Ouça Bonjour mon coeur, clicando no player acima.

             Amante da música coral, nunca teve a ambição de ganhar dinheiro com música, mas preocupava-se com a educação musical de todos. Tratava seus pacientes com dificuldades respiratórias com atividades corais, e para tanto, criou o Coral do SACRE. Por um curto período de tempo, liderou a Sociedade Brasileira de Médicos Músicos. Em 1987, criou o Coral Pró-Música de Niterói; as atividades eram realizadas em sua residência, no bairro Icaraí, e era formado por cantores amadores que aprendiam música com ele durante os ensaios. O coro participou de diversos concursos corais no Rio de Janeiro e Niterói, concertos de Natal e programações em condomínios, cantando obras sacras e populares. Nunca cobrava pelos serviços musicais e tudo era feito por amor à música.

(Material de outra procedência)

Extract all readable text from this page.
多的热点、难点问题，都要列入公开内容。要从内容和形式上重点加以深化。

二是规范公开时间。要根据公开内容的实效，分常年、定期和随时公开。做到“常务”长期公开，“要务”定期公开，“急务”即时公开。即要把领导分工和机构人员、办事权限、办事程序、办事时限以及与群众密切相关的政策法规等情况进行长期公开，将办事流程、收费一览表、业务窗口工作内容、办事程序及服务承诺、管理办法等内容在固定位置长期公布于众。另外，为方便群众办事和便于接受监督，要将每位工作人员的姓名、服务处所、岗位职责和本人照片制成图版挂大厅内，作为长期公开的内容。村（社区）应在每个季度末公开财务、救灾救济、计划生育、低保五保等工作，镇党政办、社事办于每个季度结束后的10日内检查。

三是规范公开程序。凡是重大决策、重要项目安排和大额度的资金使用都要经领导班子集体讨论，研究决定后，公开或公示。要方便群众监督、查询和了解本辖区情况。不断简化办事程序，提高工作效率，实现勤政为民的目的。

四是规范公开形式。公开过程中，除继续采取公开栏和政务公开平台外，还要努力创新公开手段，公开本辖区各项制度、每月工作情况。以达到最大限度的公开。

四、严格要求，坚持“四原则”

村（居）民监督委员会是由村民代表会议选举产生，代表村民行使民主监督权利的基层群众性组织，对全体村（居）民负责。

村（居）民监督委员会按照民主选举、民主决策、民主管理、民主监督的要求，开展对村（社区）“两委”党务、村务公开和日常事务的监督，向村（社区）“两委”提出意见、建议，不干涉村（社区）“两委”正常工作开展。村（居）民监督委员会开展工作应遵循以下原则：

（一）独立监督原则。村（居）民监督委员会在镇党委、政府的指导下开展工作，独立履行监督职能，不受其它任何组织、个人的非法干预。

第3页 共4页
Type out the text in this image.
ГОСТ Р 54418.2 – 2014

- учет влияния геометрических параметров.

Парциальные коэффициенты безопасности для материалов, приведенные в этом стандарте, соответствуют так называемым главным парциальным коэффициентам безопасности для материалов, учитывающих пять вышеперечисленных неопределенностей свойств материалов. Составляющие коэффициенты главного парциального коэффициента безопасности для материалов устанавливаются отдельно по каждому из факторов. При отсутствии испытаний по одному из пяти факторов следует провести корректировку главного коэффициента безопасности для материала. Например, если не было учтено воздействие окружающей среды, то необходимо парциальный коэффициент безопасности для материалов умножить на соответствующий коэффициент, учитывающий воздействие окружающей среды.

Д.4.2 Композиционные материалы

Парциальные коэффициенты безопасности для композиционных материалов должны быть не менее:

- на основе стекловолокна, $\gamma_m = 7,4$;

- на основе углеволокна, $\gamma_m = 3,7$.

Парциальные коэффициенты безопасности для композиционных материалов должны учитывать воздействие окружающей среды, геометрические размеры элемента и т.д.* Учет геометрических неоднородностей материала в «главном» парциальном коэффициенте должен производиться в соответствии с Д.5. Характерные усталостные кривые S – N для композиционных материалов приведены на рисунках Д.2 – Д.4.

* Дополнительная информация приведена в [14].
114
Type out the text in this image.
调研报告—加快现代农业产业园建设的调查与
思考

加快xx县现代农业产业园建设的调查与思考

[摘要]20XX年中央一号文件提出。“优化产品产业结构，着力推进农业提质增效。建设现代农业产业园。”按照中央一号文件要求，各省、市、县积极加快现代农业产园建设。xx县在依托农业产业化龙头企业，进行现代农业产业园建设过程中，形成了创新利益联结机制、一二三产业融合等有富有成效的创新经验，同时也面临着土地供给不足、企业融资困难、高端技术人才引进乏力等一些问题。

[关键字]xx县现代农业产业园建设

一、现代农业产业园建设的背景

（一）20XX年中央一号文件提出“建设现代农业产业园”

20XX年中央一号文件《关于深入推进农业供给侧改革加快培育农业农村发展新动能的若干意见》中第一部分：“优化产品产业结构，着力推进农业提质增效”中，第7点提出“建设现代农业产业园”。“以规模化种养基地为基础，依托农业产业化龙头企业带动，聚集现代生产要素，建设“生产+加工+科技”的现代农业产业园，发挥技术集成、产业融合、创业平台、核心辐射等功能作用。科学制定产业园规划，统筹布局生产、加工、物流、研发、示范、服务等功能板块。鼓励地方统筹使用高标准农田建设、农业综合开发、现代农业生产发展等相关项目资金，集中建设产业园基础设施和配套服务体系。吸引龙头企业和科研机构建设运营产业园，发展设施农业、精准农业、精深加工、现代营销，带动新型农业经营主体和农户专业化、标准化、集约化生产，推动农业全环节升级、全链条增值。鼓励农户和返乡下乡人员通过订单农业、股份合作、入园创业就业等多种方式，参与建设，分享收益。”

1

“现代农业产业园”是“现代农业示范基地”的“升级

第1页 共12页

            Foi um compositor importante no cenário musical carioca, tendo sido convidado por Valéria Peixoto (1952), uma amiga que na época era vice-diretora do Instituto Nacional de Música da FUNARTE (atual Centro da Música da FUNARTE), para compor a 2ª Ladainha, como obra de confronto para o I Concurso Nacional FUNARTE de Canto Coral, realizado em 1997. Em setembro de 2002, foi convidado a participar de um concerto especial para três compositores brasileiros na Sala São Paulo, com o Coral Sinfônico do Estado de São Paulo que executou a obra Suíte Mystica (três cantos suplicantes), sob a regência do maestro Samuel Kerr (1935).

            Como médico plantonista, tinha conhecimento de todos os problemas de um hospital público; por este motivo, adquiriu traumas de hospital. Ficou bastante depressivo quando percebeu que sua vida financeira não estava indo bem e, com medo de descobrir alguma doença não fazia exames periódicos. Entre os anos de 2003 e 2004, começou a apresentar indícios de debilidades mentais. Quando já estava muito mal, decidiu realizar alguns exames. Leonídia Vieira Antunes (1959) e Ana Luisa Figueira Gouvêa (1965), amigas ligadas à música e à medicina, foram até a residência de Vaz para realizarem a coleta de sangue. O resultado da taxa de hematócritos[3] estava em 8%, algo que é muito grave. Em seguida, foi internado no Hospital Santa Cruz (atualmente fechado), em Niterói; outros exames foram feitos e foi constatado que o impedimento da absorção de vitamina B12 no organismo estava sendo causado por uma gastrite; a ausência dessa vitamina agravou os problemas mentais, além de descobrir que era diabético e hipertenso. Após idas e vindas do hospital, Antonio Vaz teve um acidente vascular cerebral em sua casa. Mais uma vez voltou para o hospital e ficou em coma; fazendo hemodiálise, faleceu em 25 de julho de 2005, aos 69 anos deixando esposa, filhos e netos. Suas composições são um legado valioso no cenário musical brasileiro. Foi muito aplaudido em várias salas de concerto, por diversas execuções de suas obras, e algumas estão registradas em LPs e CDs de vários corais espalhados pelo Brasil.

 

[1] É uma associação pública de leigos católicos, que seguem o Cristianismo através de uma vida consagrada à Virgem Maria.

[2] Associação de caráter devocional leigo, formada apenas por mulheres. O uniforme característico é um vestido e véu brancos, e uma fita azul com a medalha de Nossa Senhora das Graças.

[3] Hematócrito é uma medida da proporção de hemácias no sangue. O valor é expresso como uma porcentagem ou uma fração de hemácias no sangue. Para homens, a taxa normal é a partir de 40%.